Meta gives Burp Suite Pro to bug bounty hunters: Social media company Meta will give away free Burp Suite Pro licenses to all security researchers who reach the silver ranking in its bug bounty program.
Security updates: ASUS, Cisco Splunk, GL.iNet, Huawei, Proxmox, Synology.
Infosec industry
Threat/trend reports: Barracuda, Google Chrome, Cisco Talos, Cyberxtron, EuRepoC, ISC2, Rubrik, SonicWall, Spamhaus, Stanford HAI, and Sygnia have recently published reports and summaries covering various threats and infosec industry trends.

New tool—MITRE Fight Fraud Framework: The MITRE Foundation has released the Fight Fraud Framework (F3), a new tool to define and standardize the tactics and techniques used in cyber-enabled financial fraud.

New tool—SmokedMeat: Boot Security has open-sourced SmokedMeat, a CI/CD red team framework.
New tool—Cirro: Security firm Bishop Fox has published Cirro, "an extensible security research platform that enables researchers and penetration testers to collect, analyze, and visualize cloud environments and identity relationships through graph databases."

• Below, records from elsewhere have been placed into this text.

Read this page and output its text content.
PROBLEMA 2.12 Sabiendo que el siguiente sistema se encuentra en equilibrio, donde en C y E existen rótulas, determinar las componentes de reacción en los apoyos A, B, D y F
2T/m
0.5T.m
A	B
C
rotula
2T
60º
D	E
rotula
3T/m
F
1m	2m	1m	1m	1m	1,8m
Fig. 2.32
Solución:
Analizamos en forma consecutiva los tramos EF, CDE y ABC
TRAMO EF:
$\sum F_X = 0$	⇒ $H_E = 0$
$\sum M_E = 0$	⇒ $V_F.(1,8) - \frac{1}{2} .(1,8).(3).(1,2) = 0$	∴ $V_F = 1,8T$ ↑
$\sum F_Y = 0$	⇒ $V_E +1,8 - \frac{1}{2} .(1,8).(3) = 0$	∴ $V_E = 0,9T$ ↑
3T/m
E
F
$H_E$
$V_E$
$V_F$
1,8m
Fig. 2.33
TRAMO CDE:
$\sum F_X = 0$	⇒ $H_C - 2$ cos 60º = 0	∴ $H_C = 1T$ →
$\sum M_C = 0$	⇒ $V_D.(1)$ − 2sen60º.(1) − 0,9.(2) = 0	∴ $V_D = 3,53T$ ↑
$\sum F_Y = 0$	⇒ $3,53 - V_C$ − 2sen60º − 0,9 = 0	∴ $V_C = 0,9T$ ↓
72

New tool—APT28 DNS Hijacking Checker: Security firm Infrawatch has published an online tool to check if your home router was hacked by Russian state-sponsored hacking group APT28 as part of their FrostArmada botnet.
New tool—UnDefend: The security researcher who released the BlueHammer and RedSun Windows zero-days this month, has also released UnDefend, a Windows Defender DoS tool.
BSides Amsterdam 2025 videos: Talks from the Bsides Amsterdam 2025 security conference, which took place last November, are now available on YouTube.
Botconf 2026 videos: Talks from the Botconf 2026 security conference, which took place last week, are now available on YouTube.
Risky Business podcasts
In this episode of Risky Business Features, James Wilson is joined by Brad Arkin who provides a CISO’s perspective on Anthropic’s Mythos. As former CISO at Adobe, Cisco and Salesforce, Brad’s perspective challenges the notion that finding and fixing exploits makes us safer.
In this special documentary episode, Patrick Gray and Amberleigh Jack take a look back at hacking throughout the 1990s, from the feel-good vibes of the early hacking communities to the antics of young hackers who wound up on the run from the FBI.